Someone just posted what experts say is the source code for a core component of the iPhone’s operating system on GitHub, which could pave the way for hackers and security researchers to find vulnerabilities in iOS and make iPhone jailbreaks easier to achieve.
The GitHub code is labeled “iBoot,” which is the part of iOS that is responsible for ensuring a trusted boot of the operating system. In other words, it’s the program that loads iOS, the very first process that runs when you turn on your iPhone. It loads and verifies the kernel is properly signed by Apple and then executes it—it’s like the iPhone’s BIOS.

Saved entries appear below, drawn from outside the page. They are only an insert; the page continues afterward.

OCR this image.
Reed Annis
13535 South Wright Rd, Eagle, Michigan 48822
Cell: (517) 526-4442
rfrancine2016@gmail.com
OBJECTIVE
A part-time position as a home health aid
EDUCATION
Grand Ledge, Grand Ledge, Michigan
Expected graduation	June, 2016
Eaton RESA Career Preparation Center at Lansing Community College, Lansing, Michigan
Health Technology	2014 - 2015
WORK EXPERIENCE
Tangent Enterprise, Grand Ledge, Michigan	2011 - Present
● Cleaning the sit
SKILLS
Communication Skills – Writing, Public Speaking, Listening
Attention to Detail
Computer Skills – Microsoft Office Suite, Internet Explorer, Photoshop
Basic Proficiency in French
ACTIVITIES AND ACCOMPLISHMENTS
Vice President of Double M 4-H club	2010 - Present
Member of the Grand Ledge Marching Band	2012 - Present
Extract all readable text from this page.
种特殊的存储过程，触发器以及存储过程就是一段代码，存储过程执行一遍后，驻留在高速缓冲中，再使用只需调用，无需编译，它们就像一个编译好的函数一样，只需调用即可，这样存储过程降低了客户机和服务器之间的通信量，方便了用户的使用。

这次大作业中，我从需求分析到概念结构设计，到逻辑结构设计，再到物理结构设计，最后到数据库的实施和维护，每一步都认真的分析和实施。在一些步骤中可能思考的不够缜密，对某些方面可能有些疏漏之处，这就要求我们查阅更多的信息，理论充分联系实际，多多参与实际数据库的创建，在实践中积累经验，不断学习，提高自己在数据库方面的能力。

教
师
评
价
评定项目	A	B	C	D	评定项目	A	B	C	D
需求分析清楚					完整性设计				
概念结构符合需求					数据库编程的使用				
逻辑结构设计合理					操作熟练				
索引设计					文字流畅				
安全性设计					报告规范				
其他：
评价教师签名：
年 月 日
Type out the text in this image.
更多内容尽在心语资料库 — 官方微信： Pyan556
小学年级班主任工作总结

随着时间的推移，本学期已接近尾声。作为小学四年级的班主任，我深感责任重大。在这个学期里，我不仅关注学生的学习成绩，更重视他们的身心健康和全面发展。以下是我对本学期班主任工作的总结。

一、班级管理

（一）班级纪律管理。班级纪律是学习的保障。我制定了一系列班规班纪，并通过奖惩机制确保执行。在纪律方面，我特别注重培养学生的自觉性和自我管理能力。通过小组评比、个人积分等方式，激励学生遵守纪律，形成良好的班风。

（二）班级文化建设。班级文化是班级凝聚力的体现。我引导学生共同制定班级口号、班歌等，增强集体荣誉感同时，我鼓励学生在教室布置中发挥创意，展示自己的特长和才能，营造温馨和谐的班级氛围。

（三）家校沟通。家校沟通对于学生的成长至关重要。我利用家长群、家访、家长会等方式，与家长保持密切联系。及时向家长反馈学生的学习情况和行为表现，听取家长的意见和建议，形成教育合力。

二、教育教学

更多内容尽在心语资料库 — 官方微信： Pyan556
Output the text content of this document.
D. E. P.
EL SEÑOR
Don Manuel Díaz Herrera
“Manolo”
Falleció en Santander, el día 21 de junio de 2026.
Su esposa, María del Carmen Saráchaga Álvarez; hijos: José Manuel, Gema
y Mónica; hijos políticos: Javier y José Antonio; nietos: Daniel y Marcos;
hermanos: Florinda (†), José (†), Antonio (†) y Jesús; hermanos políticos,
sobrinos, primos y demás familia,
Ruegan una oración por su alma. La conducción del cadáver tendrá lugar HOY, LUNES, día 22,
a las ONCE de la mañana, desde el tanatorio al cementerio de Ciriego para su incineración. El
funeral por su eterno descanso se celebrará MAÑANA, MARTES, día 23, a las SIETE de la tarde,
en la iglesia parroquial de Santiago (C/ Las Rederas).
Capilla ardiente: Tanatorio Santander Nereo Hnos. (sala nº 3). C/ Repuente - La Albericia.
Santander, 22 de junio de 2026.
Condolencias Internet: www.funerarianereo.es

The code says it’s for iOS 9, an older version of the operating system, but portions of it are likely to still be used in iOS 11.
Apple has traditionally been very reluctant to release code to the public, though it has made certain parts of iOS and MacOS open source in recent years. But it has taken particular care to keep iBoot secure and its code private; bugs in the boot process are the most valuable ones if reported to Apple through its bounty program, which values them at a max payment of $200,000.
“This is the biggest leak in history,” Jonathan Levin, the author of a series of books on iOS and Mac OSX internals, told me in an online chat. “It’s a huge deal.”
Levin said the code appears to be the real iBoot code because it aligns with code he reverse engineered himself. A second security researcher familiar with iOS also said they believe the code is real. We don’t know who is behind the leak. Apple did not respond to a request for comment.